Oh! Here’s another thing I just thought of. What the hell else is Mr. Spitz going to say? Some guy sticks a microphone in his face, and asks him how he feels about Mr. Phelps. That’s like you, standing next to your husband, and some reporter comes up to you, and says, “Have you ever cheated on your mate?” What are you going to say? “Oh yeah!” “I cheat on him every chance I get!” “I only married the bastard for his money!”
No. You’d say, “Who me?” “Why I would never cheat on the best doggone hubby in the whole wide world!”
So no. Mark Spitz is not going to say anything like, “Michael Phelps sucks.”
Sincerely;
EJO

EJO on August 17, 2008 at 2:21 pm

I think debating whether he was invited to the Olympics or not is pointless considering Spitz was in Detroit to watch his son play basketball at the Maccabiah Games the night Phelps tied his record. Spitz himself was once a Maccabiah participant. I think I know what his choice would have been if he had been invited.
Also Spitz did very well financially after his Olympics. Maybe not as well as Phelps will do, but he was no pauper and yes, he was a multi millionaire. Whether he is now or not…..who knows, but at one time he was rollin` in the dough of his day.

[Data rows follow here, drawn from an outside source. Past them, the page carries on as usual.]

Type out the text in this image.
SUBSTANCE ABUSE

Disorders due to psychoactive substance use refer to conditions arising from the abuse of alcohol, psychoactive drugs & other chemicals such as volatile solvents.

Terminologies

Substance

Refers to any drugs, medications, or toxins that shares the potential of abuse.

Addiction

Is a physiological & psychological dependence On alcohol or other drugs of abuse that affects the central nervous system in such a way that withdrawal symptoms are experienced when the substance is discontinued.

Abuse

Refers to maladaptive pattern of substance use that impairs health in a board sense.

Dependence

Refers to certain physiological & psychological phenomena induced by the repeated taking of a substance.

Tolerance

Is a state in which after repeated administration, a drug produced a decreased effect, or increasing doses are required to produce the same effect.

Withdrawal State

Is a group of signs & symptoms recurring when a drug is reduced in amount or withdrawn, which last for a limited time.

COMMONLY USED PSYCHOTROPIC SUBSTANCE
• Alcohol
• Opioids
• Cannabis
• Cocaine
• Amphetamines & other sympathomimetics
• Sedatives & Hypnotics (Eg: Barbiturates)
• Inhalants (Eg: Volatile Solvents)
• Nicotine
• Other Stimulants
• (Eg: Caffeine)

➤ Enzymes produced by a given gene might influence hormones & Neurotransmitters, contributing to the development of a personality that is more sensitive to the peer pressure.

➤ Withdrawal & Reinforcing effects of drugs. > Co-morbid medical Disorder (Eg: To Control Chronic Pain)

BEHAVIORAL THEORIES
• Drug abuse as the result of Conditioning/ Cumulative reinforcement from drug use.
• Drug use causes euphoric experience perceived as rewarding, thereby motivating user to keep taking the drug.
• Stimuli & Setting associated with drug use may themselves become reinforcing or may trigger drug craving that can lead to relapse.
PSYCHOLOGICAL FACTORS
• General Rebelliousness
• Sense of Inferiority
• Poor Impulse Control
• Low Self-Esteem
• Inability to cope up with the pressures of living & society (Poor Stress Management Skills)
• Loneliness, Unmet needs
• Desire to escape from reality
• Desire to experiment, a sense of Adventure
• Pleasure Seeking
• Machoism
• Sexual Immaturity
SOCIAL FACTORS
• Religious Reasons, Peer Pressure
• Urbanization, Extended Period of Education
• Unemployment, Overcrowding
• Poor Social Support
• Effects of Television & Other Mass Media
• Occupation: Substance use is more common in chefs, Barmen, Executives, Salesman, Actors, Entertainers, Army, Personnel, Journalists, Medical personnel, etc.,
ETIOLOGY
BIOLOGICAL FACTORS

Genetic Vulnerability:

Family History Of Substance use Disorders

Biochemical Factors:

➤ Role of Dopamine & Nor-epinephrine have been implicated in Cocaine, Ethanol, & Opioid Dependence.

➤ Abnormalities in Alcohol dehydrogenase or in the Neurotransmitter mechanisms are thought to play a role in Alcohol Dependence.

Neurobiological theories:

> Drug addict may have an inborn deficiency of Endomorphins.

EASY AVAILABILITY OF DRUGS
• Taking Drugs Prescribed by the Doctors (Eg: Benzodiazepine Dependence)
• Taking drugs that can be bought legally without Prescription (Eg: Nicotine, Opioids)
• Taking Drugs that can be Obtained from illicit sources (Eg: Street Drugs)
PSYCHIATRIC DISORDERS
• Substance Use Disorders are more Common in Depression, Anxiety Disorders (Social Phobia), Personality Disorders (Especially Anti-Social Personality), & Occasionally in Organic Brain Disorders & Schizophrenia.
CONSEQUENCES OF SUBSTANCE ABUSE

Hermster on August 17, 2008 at 8:20 pm

Mark Spitz did very well for himself even after his significant achievements faded from view, which wasn’t long after Munich. After all, the great racehorse Secretariat became a national obsession during his three-year-old racing career which came right after Spitz’s achievements. Realizing he wasn’t cut out to be an actor, Spitz eventually went into a successful real estate business in Beverly Hills and became a stockbroker and motivational speaker.
I think the “arrogant” rap against Spitz is unjustified. He was very young when he won the Munich medals, just 22 years old, and international fame and riches came to him rather suddenly.
In recent interviews he has come across as very supportive of Phelps and was gracious to a fault. It was indeed a dirty trick for the Olympic organizers to have not invited him to Beijing.

Susan Nunes on August 18, 2008 at 2:07 pm

I caught Mark Spitz joint interview with Michael Phelps.
It was wonderful. Too bad he wasn’t there in PERSON.

GOLDENMIKE4393 on August 18, 2008 at 2:31 pm

It was no scandal not inviting Spitz to the Olympics. If he had no other things to be attending I am sure the IOC or USOC would have invited him. Also Spitz has been nothing but polite and a good sport to Phelps.